As I lay awake at one point I started thinking about the post-partum experience, and some of its various unpleasantnessess, and realized that I have some reasonable blog fodder -- some of it amusing, even -- if I wasn't too squeamish to blab to the wider internet about my bodily functions. I know some women do it, but I just don't think I can.
You're welcome.
But the fact is that despite the fact that this is my second child, there were things that surprised me about this post-partum experience -- some which were new (and normal) and some which I just didn't remember. And it occurs to me that this is frankly because we as a society don't talk about these things much. I mean, years ago, when families were closer and there were more of them, you might have watched a mother or sister or aunt go through pregnancy, childbirth, breastfeeding, and the post-partum experience, and you might not find these things were new when you happened to have your own child. Now we never talk about it -- I've only rarely discussed birthing with my mother, and only in the most general terms, never once touching on such subjects as lochia or something else that's intimate and kind of gross (come to think of it, I never once discussed menstruation with my mother either ... perhaps I'm just an anomaly, then ... )

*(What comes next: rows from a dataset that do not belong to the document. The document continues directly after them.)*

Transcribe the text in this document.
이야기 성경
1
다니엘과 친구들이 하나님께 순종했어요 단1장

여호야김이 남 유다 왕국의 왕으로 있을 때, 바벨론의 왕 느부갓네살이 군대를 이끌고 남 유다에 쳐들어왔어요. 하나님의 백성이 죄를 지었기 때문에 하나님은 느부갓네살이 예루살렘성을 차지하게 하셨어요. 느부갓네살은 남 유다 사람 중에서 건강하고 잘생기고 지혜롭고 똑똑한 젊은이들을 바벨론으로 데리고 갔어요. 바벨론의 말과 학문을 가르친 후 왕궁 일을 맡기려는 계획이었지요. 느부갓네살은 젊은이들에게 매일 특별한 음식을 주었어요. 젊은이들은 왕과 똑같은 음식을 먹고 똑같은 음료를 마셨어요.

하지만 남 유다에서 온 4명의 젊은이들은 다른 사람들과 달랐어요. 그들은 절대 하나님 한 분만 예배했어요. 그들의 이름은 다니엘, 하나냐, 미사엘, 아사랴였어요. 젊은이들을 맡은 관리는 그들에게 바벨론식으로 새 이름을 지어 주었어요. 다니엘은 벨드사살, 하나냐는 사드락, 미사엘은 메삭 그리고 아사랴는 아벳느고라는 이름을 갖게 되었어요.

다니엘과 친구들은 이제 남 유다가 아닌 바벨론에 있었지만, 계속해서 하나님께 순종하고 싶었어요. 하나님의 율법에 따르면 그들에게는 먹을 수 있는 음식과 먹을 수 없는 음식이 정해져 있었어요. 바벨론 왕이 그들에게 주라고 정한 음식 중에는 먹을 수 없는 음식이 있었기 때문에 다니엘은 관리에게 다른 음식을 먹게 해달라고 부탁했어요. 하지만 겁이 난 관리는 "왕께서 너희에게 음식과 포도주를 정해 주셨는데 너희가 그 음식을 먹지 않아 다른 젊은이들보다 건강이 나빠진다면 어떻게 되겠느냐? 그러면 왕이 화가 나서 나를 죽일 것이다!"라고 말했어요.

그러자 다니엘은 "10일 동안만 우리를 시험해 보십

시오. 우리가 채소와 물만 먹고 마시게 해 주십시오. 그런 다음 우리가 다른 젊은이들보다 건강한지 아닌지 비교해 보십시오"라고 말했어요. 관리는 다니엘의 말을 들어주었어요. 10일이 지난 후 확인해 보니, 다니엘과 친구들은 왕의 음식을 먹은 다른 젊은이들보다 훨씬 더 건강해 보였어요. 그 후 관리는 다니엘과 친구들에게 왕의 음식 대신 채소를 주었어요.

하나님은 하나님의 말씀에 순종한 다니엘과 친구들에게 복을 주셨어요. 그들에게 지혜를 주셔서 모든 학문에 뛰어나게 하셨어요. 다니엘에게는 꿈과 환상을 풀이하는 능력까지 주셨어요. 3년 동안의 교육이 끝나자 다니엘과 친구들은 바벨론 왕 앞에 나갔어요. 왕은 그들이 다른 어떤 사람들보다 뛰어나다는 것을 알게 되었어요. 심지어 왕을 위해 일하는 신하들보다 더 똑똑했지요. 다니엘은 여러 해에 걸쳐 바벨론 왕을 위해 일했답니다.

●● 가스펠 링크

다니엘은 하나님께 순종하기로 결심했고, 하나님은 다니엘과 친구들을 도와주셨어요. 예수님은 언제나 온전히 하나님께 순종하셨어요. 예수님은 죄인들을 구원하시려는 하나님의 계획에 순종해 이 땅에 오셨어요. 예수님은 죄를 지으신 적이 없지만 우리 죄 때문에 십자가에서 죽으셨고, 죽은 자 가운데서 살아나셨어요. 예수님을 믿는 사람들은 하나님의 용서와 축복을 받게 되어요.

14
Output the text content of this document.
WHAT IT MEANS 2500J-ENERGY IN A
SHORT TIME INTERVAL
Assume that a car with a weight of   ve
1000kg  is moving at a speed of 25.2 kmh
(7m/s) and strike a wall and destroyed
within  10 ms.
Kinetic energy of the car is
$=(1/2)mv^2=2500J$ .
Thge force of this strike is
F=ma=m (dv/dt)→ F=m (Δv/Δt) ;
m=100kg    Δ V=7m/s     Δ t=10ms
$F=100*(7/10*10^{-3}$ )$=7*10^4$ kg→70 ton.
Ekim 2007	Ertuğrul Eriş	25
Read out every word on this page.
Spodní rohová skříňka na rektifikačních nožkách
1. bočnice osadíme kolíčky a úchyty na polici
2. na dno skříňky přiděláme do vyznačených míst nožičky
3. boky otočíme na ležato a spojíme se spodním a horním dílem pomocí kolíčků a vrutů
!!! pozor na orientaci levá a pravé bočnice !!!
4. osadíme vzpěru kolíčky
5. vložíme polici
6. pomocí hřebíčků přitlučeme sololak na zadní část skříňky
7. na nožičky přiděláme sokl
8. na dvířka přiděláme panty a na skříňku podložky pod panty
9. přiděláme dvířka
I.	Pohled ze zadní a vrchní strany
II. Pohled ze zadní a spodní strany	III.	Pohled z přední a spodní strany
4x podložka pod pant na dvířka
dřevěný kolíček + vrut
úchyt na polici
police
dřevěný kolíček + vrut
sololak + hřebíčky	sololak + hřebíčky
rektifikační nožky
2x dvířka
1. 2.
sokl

I think it would be better if we were more open about these things. I mean, between mother and daughter / sister / aunt / close female relation or friend. I mean, it's nice to know what to expect, what's normal, and what you can do about these things. It's hard when you've never experienced them, and you end up calling your midwife every single day to ask anxiously about something that is in fact totally normal but you've never experienced before. She's patient and kind, I admit, and doesn't make me feel dumb, but given that women's bodies are supposed to do this kind of thing, wouldn't it be better if we just had a better personal operating manual? That we knew these things about our own bodies?
I will try, then, to give my daughter a better idea about her own body as she gets older. At the very least to be the first one to tell her that she'll get her period at some point, and not let the public health nurse do it.
Sheesh.
2 comments:
For what it's worth, my mom gave me the whole period run-down at some point before it happened and while it was mortifying at the time, it was ultimately a really good thing. Between that the class we got at school, I was prepared.
What I was not prepared for was my dad trying to be understanding/supportive. He'd be all "I bought you some pads while I was grocery shopping, they're in the bathroom closet". And I died on the spot. (I'm writing to you from beyond the grave!)
Looking back, though, cheers to my dad for being a good sport. :)
Also, I agree on the sisterhood thing, it would be so helpful and informative.